Bu yıl 23 Nisan, pazartesi gününe denk geliyor. Yani bizim köşenin olmadığı güne.
Ben de erken davranıp bugünkü köşemi çocuk programlarına ve filmlerine ayırdım.
Cumartesi günü ailece 'Maşa ile Kocaayı-2' filminin galasındaydık.
Kızım Ela'nın ilk sinema deneyimi olacaktı.
Gala öncesi etkinlikler şahaneydi.
Bizimki, ünlü annelerin çocukları başta olmak üzere akranlarıyla tanışıp hemen kaynaşarak sosyalleşti. Bir de ekrandan hayranı olduğu 'Maşa' ile 'Kocaayı' kostümlerine bürünen animatörler fuayeye girmesin mi?

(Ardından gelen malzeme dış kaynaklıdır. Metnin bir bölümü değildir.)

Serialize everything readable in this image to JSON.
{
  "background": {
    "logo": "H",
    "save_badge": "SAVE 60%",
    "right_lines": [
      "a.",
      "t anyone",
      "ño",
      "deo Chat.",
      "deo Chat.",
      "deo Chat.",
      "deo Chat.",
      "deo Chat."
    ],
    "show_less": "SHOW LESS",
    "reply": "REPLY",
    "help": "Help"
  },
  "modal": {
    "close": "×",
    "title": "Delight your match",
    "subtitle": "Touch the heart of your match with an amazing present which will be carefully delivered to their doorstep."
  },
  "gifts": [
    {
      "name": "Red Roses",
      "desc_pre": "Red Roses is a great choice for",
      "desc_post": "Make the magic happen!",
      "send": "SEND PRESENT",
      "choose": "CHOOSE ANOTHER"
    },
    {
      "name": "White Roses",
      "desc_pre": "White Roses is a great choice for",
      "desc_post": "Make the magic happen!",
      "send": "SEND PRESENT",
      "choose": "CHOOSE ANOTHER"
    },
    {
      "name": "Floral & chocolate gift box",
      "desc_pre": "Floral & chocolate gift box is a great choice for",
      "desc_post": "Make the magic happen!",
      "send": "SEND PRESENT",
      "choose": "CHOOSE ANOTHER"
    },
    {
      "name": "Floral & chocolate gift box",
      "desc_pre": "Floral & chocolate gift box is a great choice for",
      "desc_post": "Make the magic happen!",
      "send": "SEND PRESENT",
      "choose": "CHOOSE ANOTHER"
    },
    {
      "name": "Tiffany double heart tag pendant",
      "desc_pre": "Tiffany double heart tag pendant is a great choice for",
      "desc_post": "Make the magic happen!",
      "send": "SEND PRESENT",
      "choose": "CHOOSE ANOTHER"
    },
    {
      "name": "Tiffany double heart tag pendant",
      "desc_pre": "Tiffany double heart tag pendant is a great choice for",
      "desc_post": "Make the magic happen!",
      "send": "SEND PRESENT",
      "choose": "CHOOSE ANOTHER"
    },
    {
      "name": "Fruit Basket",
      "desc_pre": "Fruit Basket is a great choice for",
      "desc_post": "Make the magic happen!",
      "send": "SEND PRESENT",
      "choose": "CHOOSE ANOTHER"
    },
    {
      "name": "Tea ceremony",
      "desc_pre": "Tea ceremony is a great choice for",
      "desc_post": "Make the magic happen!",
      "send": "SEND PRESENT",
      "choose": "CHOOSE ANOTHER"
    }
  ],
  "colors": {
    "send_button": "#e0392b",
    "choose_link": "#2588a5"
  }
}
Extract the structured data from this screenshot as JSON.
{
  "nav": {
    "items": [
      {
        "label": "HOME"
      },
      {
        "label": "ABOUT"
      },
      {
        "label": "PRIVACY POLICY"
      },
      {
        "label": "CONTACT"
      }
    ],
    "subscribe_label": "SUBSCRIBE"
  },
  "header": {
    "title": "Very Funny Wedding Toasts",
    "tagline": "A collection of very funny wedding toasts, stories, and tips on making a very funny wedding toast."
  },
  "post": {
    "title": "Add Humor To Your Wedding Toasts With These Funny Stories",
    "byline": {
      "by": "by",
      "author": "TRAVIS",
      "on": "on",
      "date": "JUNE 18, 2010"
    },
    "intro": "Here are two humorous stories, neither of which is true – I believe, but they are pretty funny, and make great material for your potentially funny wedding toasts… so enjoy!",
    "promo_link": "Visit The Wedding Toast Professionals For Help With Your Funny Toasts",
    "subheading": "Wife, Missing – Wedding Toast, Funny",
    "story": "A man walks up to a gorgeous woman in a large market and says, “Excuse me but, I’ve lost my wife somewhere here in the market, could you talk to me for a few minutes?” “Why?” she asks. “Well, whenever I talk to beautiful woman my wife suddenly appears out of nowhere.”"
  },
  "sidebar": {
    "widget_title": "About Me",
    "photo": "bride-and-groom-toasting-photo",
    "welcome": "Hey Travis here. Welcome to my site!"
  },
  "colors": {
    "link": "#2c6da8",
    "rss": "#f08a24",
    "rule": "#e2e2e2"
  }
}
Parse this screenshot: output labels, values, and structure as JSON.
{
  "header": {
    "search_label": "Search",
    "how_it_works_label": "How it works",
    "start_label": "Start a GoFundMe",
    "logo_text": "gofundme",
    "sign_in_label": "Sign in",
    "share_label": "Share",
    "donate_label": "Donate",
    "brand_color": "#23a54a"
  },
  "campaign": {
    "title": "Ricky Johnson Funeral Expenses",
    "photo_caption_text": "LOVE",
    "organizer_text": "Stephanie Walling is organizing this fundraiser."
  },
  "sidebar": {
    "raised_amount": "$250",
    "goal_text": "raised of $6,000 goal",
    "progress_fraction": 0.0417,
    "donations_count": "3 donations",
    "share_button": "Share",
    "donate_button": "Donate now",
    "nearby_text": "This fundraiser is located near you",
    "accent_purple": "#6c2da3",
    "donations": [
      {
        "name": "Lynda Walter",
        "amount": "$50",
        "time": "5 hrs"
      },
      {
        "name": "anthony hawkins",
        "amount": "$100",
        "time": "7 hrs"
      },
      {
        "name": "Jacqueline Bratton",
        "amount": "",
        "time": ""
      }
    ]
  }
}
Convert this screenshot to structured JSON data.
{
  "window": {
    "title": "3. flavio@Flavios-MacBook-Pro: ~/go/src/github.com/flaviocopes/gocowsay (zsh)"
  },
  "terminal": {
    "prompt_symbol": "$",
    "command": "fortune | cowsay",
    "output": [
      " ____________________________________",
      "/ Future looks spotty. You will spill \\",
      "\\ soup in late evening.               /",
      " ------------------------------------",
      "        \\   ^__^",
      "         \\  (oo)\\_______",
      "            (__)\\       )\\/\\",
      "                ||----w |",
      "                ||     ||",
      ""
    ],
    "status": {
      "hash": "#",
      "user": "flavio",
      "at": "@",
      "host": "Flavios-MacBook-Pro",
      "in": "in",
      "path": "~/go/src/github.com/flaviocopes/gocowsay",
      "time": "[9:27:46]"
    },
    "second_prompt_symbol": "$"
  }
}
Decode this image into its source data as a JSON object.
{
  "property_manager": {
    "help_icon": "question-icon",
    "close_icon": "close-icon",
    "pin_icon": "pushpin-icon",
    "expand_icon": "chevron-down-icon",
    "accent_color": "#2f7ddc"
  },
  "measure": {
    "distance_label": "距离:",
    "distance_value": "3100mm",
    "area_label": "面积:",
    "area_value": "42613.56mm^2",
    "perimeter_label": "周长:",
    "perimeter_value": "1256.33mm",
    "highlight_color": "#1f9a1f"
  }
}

Değmeyin bizimkinin keyfine...
Ancak neşemiz uzun sürmedi.
Bizimki ilk 10 dakikayı büyük bir heyecan ve ilgiyle izledi. Ne zaman ki filme 'ilave edilen' Youtuber'lar (Her ne demekse?) perdede görünüp gereksiz sohbetleriyle çizgi öyküyü cart diye böldü, işte o zaman bizimkinin ilgisi dağıldı. Onun dikkatini bir daha perdeye odaklayamayınca da filmden erken çıkmak zorunda kaldık. Youtuber olarak adlandırılan, toplumsal ağırlıklarının ve rehber kişiliklerinin ne olduğu tartışmalı sosyal medya fenomenlerinin bir çizgi filme dahil edilip idol olarak gösterilmesi ne derece doğru, bunu sizin takdirinize bırakıyorum. Ancak genlerinde 'eleştirmenlik' bulunan bizim 20 aylık Ela'nın koyduğu tepki, en azından fikir veriyordur.